Ce que Kimiko ne sait pas encore, c’est qu’entre Hermes et Prométhée, ce n’est pas le grand amour. Une histoire de vol de feu Divin, de barrière entre les Dieux et les Humains… bref des petites querelles Divines. Ouep, si l’Homme croit avoir inventé la vengeance, il se trompe ! Et la jeune adolescente va vite s’en rendre compte.

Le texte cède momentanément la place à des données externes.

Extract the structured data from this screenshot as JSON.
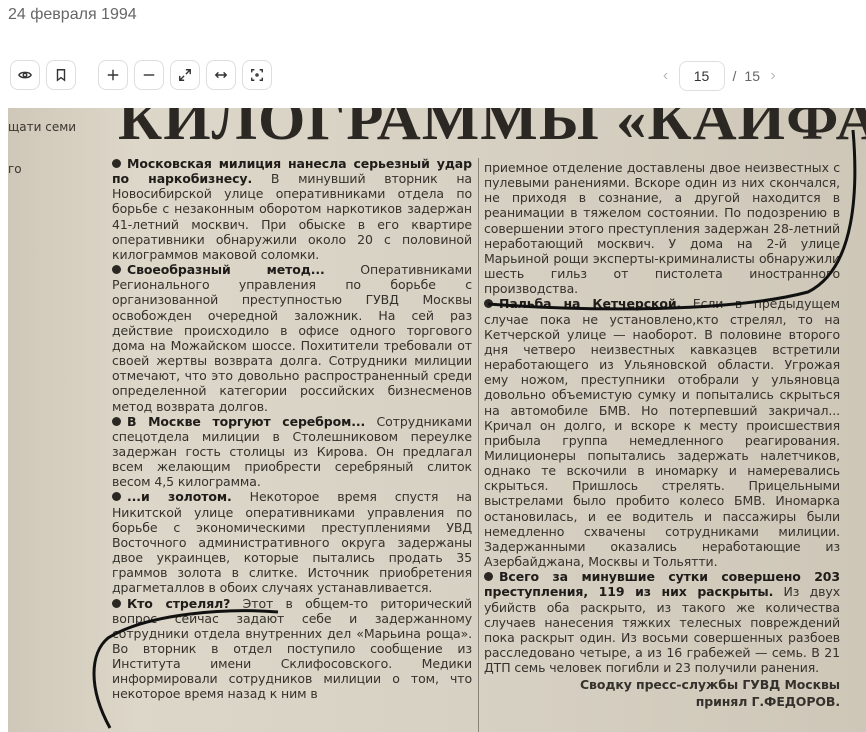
{
  "header": {
    "date": "24 февраля 1994"
  },
  "toolbar": {
    "buttons": [
      {
        "name": "view-button",
        "icon": "eye-icon"
      },
      {
        "name": "bookmark-button",
        "icon": "bookmark-icon"
      },
      {
        "name": "zoom-in-button",
        "icon": "plus-icon"
      },
      {
        "name": "zoom-out-button",
        "icon": "minus-icon"
      },
      {
        "name": "fullscreen-button",
        "icon": "expand-icon"
      },
      {
        "name": "fit-width-button",
        "icon": "fit-width-icon"
      },
      {
        "name": "fit-page-button",
        "icon": "fit-page-icon"
      }
    ]
  },
  "pager": {
    "current": "15",
    "separator": "/",
    "total": "15",
    "prev": "‹",
    "next": "›"
  },
  "scan": {
    "headline": "КИЛОГРАММЫ «КАЙФА»",
    "margin_text": [
      "щати семи",
      "го"
    ],
    "col1": [
      {
        "lead": "Московская милиция нанесла серьезный удар по наркобизнесу.",
        "text": " В минувший вторник на Новосибирской улице оперативниками отдела по борьбе с незаконным оборотом наркотиков задержан 41-летний москвич. При обыске в его квартире оперативники обнаружили около 20 с половиной килограммов маковой соломки."
      },
      {
        "lead": "Своеобразный метод...",
        "text": " Оперативниками Регионального управления по борьбе с организованной преступностью ГУВД Москвы освобожден очередной заложник. На сей раз действие происходило в офисе одного торгового дома на Можайском шоссе. Похитители требовали от своей жертвы возврата долга. Сотрудники милиции отмечают, что это довольно распространенный среди определенной категории российских бизнесменов метод возврата долгов."
      },
      {
        "lead": "В Москве торгуют серебром...",
        "text": " Сотрудниками спецотдела милиции в Столешниковом переулке задержан гость столицы из Кирова. Он предлагал всем желающим приобрести серебряный слиток весом 4,5 килограмма."
      },
      {
        "lead": "...и золотом.",
        "text": " Некоторое время спустя на Никитской улице оперативниками управления по борьбе с экономическими преступлениями УВД Восточного административного округа задержаны двое украинцев, которые пытались продать 35 граммов золота в слитке. Источник приобретения драгметаллов в обоих случаях устанавливается."
      },
      {
        "lead": "Кто стрелял?",
        "text": " Этот в общем-то риторический вопрос сейчас задают себе и задержанному сотрудники отдела внутренних дел «Марьина роща». Во вторник в отдел поступило сообщение из Института имени Склифосовского. Медики информировали сотрудников милиции о том, что некоторое время назад к ним в"
      }
    ],
    "col2": [
      {
        "lead": "",
        "text": "приемное отделение доставлены двое неизвестных с пулевыми ранениями. Вскоре один из них скончался, не приходя в сознание, а другой находится в реанимации в тяжелом состоянии. По подозрению в совершении этого преступления задержан 28-летний неработающий москвич. У дома на 2-й улице Марьиной рощи эксперты-криминалисты обнаружили шесть гильз от пистолета иностранного производства."
      },
      {
        "lead": "Пальба на Кетчерской.",
        "text": " Если в предыдущем случае пока не установлено,кто стрелял, то на Кетчерской улице — наоборот. В половине второго дня четверо неизвестных кавказцев встретили неработающего из Ульяновской области. Угрожая ему ножом, преступники отобрали у ульяновца довольно объемистую сумку и попытались скрыться на автомобиле БМВ. Но потерпевший закричал... Кричал он долго, и вскоре к месту происшествия прибыла группа немедленного реагирования. Милиционеры попытались задержать налетчиков, однако те вскочили в иномарку и намеревались скрыться. Пришлось стрелять. Прицельными выстрелами было пробито колесо БМВ. Иномарка остановилась, и ее водитель и пассажиры были немедленно схвачены сотрудниками милиции. Задержанными оказались неработающие из Азербайджана, Москвы и Тольятти."
      },
      {
        "lead": "Всего за минувшие сутки совершено 203 преступления, 119 из них раскрыты.",
        "text": " Из двух убийств оба раскрыто, из такого же количества случаев нанесения тяжких телесных повреждений пока раскрыт один. Из восьми совершенных разбоев расследовано четыре, а из 16 грабежей — семь. В 21 ДТП семь человек погибли и 23 получили ранения."
      }
    ],
    "signature": [
      "Сводку пресс-службы ГУВД Москвы",
      "принял Г.ФЕДОРОВ."
    ]
  }
}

Par rapport à la taille globale du roman, j’ai trouvé que l’intrigue mettait un peu trop de temps à se mettre en place. L’histoire de l’ado désabusée, des parents dépassés, mais tout heureux d’être en voyage en Grèce… ok c’est sympa, mais il y a quelques longueurs inutiles, selon moi. Et puis Prométhée est arrivé ! Et là, j’étais heureuse, parce que l’intrigue prenait un tournant, des nouvelles actions arrivaient. Bref, je sentais que le roman allait enfin pouvoir décoller. D’ailleurs, j’ai été par la suite assez séduite par ce que je découvrais. J’ai fait connaissance avec Hermes et Prométhée, une petite piqûre de rappel sur la Mythologie au passage, ce qui ne fait jamais de mal pour mon cas.

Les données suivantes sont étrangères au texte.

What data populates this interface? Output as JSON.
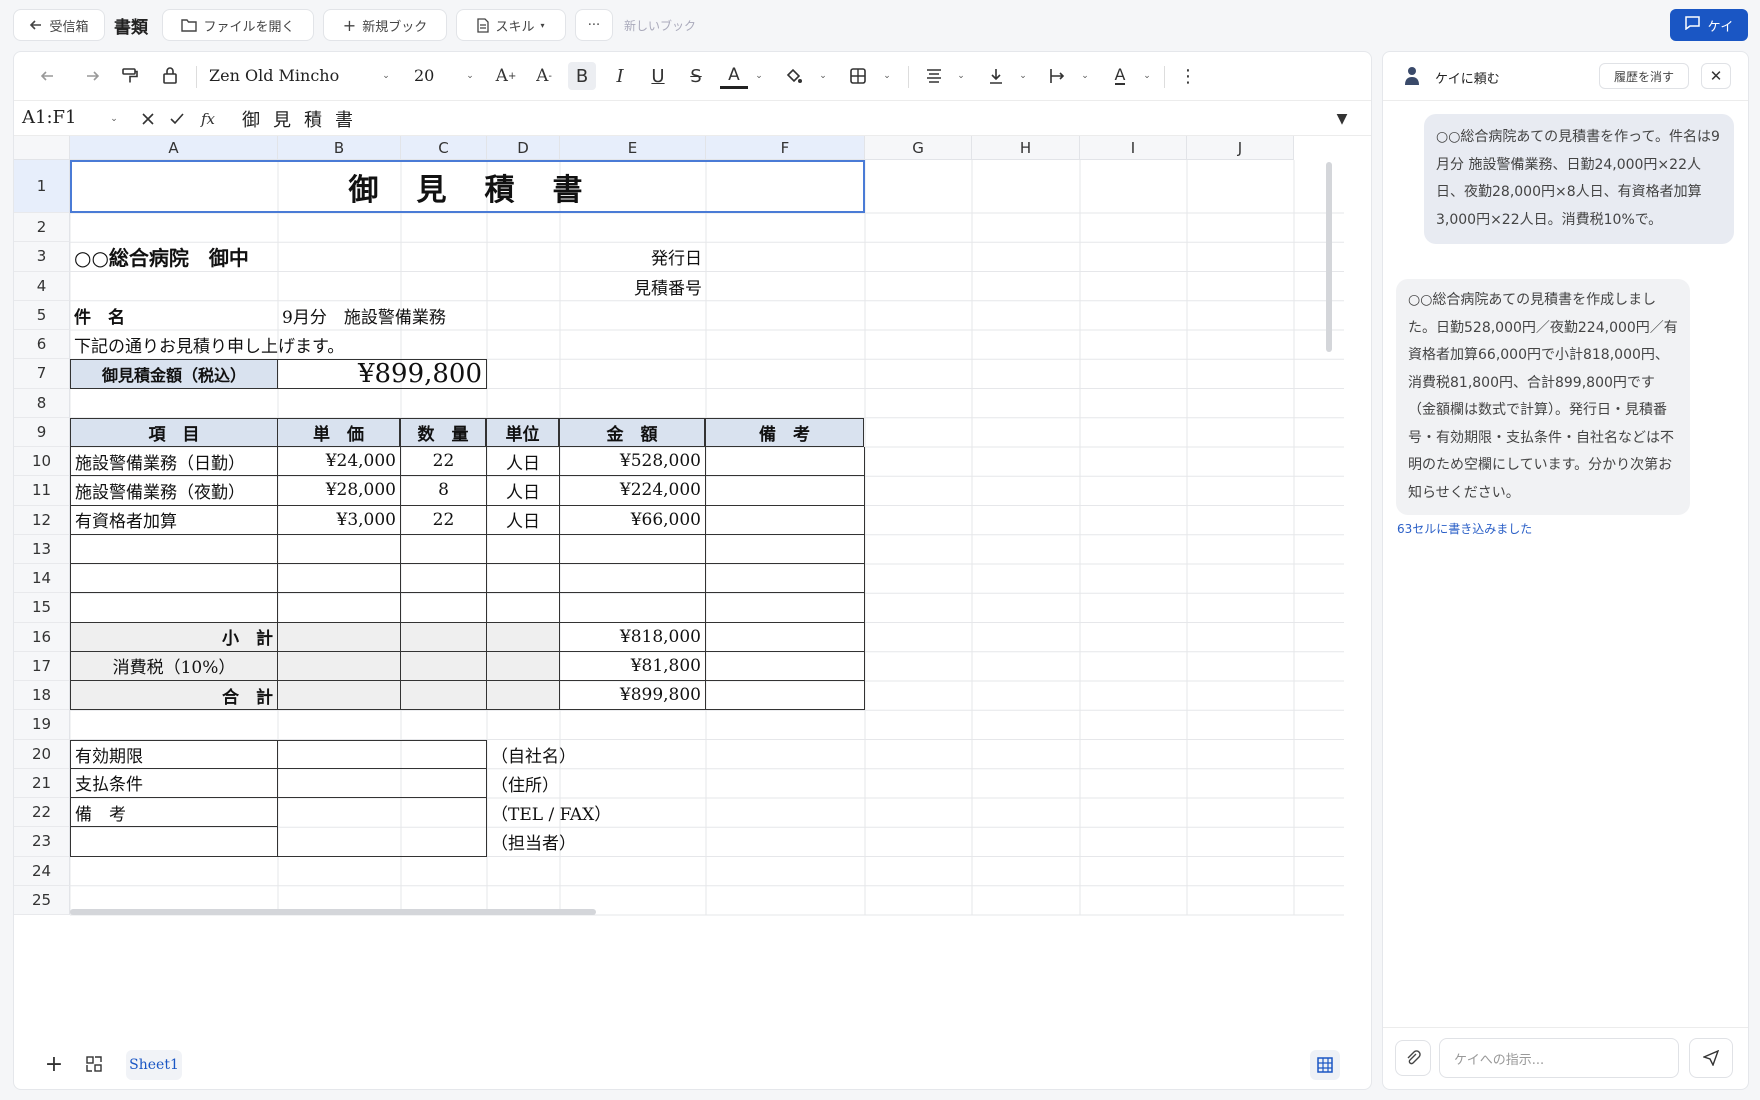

Kimiko va devoir effectuer un long voyage au coeur de l’enfer. Et bien sûr, ce ne sera pas de tout repos. Parce que Cerbère et les autres créatures de l’enfer ne sont pas prêtes à lui faire bon accueil. Cette plongée dans le monde souterrain m’a d’un côté bien plu, notamment grâce à son mélange entre Mythologie et époque contemporaine. Mais aussi grâce au caractère de la jeune fille. Kimiko, qui au début du roman me paraissait un peu trop désabusée, voir trop « cliché de l’ado d’aujourd’hui », devient de plus en plus attachante au fil de son aventure. Elle a un côté à la fois détaché et innocent que j’ai apprécié, et puis elle a une sacrée répartie, et ça c’est bon !!

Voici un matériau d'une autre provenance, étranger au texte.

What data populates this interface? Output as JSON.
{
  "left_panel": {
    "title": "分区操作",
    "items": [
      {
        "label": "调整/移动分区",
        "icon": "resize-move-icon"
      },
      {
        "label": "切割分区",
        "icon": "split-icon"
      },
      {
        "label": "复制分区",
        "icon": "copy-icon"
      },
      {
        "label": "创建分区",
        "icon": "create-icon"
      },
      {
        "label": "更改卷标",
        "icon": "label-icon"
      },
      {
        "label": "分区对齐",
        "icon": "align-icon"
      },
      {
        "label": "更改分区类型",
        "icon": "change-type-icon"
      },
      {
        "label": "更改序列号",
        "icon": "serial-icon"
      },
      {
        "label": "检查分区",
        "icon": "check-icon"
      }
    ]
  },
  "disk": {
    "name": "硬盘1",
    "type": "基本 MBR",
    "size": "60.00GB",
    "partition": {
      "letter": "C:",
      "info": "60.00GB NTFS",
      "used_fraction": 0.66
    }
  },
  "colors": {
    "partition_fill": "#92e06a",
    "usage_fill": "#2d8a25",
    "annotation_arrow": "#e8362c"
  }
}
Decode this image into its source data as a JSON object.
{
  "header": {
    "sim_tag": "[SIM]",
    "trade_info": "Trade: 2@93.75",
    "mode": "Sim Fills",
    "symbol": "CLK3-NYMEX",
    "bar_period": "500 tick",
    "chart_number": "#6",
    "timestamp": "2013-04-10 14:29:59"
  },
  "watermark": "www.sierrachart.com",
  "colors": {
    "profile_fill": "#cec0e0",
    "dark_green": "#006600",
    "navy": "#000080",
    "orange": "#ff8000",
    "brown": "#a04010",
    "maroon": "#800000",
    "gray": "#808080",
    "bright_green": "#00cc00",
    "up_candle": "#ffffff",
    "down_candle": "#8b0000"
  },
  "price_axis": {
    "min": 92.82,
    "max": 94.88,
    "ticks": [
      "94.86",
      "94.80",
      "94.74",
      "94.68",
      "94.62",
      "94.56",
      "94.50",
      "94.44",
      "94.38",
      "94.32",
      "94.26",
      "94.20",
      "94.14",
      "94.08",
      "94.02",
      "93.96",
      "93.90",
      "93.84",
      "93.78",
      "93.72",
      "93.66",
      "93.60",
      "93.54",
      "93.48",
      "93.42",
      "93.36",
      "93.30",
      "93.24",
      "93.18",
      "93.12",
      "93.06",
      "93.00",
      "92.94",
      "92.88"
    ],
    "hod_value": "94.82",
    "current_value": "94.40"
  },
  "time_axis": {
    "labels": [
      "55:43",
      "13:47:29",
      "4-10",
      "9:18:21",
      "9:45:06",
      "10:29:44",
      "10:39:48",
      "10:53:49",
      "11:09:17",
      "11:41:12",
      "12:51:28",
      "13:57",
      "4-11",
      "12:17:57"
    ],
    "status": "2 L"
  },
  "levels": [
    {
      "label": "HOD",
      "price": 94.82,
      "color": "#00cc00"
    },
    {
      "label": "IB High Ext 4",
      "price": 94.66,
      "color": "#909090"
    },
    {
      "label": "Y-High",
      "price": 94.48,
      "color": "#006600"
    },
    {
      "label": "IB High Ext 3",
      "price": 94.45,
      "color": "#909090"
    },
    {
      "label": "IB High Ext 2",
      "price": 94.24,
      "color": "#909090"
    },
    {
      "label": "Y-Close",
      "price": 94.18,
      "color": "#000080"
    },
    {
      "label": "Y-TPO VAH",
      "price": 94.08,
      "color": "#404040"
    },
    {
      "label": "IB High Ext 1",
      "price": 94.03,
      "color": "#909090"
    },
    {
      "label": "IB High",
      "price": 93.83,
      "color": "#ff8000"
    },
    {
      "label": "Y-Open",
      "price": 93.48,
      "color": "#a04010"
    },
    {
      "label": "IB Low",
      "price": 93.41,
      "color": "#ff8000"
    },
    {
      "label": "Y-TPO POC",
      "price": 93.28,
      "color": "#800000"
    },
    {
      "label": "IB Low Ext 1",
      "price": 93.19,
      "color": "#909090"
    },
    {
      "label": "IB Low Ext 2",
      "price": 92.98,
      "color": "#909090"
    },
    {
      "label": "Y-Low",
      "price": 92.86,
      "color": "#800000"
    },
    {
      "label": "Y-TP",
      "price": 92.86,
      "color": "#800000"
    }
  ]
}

D’ailleurs, il n’y a pas qu’elle qui a de la répartie. Les Divinités sont capables de bien des surprises… Comme par exemple tenter de s’adapter à l’époque moderne en essayant de payer Chiron en carte bancaire…
Cependant, tout ne m’a pas plus dans ces enfers. J’ai été déçue de ne pas ressentir plus de crainte en croisant les différentes créatures. Hermes, comme Chiron ou Cerbere ne m’ont pas impressionnée plus que cela, et je le regrette. J’aurais tellement aimé ressentir cet ascendant des Divinités sur l’Homme…
Toutefois, la fin du texte apporte un renouveau qui est loin d’être inintéressant. Des nouveaux personnages font surface, et j’ai senti qu’ils pouvaient apporter un petit plus pour la suite de l’intrigue. Moi qui, au milieu du roman, étais convaincue que je ne lirai pas la suite de la saga, je me dis que, finalement, j’ai bien envie de savoir ce qui va se passer ensuite.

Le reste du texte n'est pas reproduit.